I was so proud when I heard that Baltimore would be producing a huge amount of COVID-19 vaccines, but this is a horrible, horrible outcome. Bad for the world, and horrific for Baltimore.
Tomorrow is our first day of Thirdly, where our team used to get together in Baltimore and celebrate the third gone by and prepare for the next one. It just is not the same now that we do it virtually. I miss my friends.
I don’t think I’ve experienced any local media as disingenuous and entangled with a particular administration as “Project Baltimore” from my local Sinclair Syndicate.
I miss having real snow now that I’m in Baltimore. The last big storm to hit here, and it was a bad one, was the year before I moved here. Even in the middle of quarantine, a big snow has a different way of shutting things down that feels special. I’d love a big one this year.
Larry Hogan’s cancellation of the Red Line is unforgiveable. It’s one of a string of decisions designed to harm Baltimore City and support the Maryland narrative that Baltimore is a drag on the state, rather than its vital core.
- This is a bad measure.
- How are we still writing policies with hard cutoffs rather than gradual reductions?
I have been disappointed that Baltimore seemed to be working very slowly on actually taking action on Complete Streets. But this Greater Greater Washington article on Baltimore’s new Complete Streets Manual gives me hope that the work is both good and comprehensive. Now do it!
If you’ve ever heard of the “white noose” here in Baltimore, here’s another great demonstration.
Pooling local revenue with Baltimore City’s two nearest neighbors results in $3,717 more funding per student for BCPSS students.
If we pooled the whole state, that increase grows to $4,963.
Without including wealthy DC suburbs or the Eastern Shore of Maryland, roughly 75% of the gap in funding for Baltimore City is covered just by stepping across a border designed for segregation.
75% of the gap.
That’s the legacy of state sponsored segregation. That’s what you choose when you live over the border.

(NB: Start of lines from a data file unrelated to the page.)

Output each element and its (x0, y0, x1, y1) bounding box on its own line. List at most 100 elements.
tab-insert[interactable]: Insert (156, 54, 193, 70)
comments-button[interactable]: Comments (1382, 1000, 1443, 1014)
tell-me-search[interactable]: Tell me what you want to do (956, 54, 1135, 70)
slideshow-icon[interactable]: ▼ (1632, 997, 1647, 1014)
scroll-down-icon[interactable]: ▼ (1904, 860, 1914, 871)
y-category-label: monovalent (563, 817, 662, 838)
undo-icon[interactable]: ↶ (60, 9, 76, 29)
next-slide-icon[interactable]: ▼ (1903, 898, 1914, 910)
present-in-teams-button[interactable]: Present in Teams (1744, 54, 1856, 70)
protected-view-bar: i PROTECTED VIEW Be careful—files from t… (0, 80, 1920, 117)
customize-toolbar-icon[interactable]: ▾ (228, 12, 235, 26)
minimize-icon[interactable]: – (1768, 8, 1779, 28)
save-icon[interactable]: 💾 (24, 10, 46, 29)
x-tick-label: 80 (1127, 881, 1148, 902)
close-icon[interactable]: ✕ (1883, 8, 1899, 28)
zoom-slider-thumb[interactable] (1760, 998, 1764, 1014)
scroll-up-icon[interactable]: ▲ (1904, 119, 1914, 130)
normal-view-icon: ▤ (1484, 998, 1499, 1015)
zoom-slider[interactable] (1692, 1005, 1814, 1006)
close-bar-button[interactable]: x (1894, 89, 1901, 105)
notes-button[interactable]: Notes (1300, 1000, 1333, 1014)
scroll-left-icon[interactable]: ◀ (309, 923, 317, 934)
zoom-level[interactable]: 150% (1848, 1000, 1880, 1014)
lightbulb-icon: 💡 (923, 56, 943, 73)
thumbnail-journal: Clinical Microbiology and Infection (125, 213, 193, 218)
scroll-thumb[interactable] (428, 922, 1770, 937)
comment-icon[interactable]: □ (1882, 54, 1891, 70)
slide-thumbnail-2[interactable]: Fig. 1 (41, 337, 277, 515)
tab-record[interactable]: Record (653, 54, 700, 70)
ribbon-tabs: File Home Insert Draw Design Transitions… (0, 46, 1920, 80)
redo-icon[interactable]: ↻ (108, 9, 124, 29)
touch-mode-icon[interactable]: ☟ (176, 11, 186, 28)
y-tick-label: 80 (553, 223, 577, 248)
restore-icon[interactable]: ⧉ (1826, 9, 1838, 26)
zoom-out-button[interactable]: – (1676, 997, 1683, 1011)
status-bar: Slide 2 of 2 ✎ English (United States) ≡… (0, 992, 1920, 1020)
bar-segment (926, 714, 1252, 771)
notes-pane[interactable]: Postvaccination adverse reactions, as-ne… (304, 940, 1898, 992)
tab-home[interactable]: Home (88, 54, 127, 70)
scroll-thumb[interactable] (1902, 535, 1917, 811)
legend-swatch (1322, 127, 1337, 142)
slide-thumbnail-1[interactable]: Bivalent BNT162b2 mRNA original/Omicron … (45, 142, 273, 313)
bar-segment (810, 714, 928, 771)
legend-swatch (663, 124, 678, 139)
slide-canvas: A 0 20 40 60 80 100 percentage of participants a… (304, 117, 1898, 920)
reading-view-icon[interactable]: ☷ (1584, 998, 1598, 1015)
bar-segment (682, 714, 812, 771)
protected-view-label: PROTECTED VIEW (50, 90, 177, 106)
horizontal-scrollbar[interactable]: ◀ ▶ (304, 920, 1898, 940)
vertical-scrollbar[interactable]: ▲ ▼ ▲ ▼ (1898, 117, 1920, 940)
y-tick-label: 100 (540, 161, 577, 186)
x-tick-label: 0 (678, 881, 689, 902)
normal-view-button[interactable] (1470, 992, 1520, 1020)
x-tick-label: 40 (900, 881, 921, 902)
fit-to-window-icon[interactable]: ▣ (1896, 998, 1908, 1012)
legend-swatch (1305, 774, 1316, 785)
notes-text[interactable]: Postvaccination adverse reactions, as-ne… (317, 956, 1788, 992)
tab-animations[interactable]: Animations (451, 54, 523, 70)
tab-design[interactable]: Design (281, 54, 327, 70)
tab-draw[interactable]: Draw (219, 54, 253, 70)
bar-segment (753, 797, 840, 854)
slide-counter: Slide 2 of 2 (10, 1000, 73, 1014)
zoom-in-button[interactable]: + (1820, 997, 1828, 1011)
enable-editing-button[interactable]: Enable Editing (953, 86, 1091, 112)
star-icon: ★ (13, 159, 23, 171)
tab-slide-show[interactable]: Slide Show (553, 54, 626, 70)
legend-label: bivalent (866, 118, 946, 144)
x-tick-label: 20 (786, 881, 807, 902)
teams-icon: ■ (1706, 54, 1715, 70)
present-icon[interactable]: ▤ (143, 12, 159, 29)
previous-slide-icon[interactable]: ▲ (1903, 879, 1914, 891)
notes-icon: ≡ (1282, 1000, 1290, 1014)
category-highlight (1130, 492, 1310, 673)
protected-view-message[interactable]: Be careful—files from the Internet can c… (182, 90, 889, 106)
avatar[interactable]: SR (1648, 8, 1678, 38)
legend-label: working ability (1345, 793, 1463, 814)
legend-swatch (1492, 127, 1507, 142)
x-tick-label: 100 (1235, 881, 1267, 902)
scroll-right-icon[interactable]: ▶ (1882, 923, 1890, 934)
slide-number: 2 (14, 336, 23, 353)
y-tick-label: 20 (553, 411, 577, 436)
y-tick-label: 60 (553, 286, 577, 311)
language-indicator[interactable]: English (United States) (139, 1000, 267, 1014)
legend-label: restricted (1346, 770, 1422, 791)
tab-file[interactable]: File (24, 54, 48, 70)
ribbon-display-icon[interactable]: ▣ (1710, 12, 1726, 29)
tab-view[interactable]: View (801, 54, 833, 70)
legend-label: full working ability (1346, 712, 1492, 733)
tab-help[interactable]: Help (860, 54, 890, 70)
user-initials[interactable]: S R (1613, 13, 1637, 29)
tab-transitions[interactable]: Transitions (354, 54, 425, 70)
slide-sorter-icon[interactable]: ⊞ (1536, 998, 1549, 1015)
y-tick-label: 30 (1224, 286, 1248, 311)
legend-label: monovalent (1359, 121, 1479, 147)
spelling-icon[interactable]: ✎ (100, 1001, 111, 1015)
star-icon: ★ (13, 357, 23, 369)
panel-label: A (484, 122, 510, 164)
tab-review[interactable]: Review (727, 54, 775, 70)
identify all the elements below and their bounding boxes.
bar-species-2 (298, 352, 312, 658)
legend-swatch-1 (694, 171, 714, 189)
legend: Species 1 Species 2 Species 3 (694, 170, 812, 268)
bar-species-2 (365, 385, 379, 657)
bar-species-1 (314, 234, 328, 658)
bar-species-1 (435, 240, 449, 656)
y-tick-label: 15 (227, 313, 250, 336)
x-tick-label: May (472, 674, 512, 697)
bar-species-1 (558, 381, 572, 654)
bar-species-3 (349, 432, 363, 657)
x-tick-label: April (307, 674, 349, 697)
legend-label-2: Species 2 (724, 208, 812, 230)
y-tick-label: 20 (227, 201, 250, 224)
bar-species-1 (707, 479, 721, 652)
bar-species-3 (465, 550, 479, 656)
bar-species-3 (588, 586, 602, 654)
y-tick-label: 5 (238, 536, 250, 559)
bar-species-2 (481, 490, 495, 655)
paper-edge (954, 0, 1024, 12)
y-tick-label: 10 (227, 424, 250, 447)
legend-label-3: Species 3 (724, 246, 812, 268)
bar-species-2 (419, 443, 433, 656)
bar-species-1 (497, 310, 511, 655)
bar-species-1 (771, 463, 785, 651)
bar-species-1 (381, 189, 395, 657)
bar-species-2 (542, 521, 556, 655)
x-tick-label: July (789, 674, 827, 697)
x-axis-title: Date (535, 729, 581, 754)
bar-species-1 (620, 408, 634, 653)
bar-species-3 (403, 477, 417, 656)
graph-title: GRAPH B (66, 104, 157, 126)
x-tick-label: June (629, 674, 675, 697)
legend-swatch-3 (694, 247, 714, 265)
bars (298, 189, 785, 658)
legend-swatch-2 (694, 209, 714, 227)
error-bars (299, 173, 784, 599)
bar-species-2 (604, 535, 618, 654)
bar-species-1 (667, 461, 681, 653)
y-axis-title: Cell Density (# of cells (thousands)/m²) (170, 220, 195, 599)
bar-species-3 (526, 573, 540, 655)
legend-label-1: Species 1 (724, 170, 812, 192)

This Baltimore Magazine story on what to do improve the city is spot on with 1 exception– we don’t need Maglev for Baltimore, we just need good conventional high speed rail. We can get to DC in 16 mins & NYC in 1:23 w/o maglev.
A lot of white people in America who don’t support progressive taxes, and don’t support various ways government can redistribute wealth point to one thing: they have earned what is theirs. When we talk about reparations— they didn’t own slaves.
How many of them know the history of their wealth?
This story about two Baltimore neighborhoods is just one small example of how explicit government policy and action created and sustained a racial wealth divide just a generation or two ago.
Because I grew up in the New York City tri-state area, I frequently heard from people whose families, like mine, emigrated to the US with little, long after slavery. These immigrants and their descendants made clear that because they didn’t participate in slavery or the Jim Crow South and they came to the US with little, they had no reason to have to pay taxes that supported black people in America to correct for our original sin. It seemed preposterously unfair.
They were and are blind to the ways their own family wealth in America was created and supported through explicitly racist policy programs that lead to affordable home ownership for their families. They have benefited from white supremacy all the same.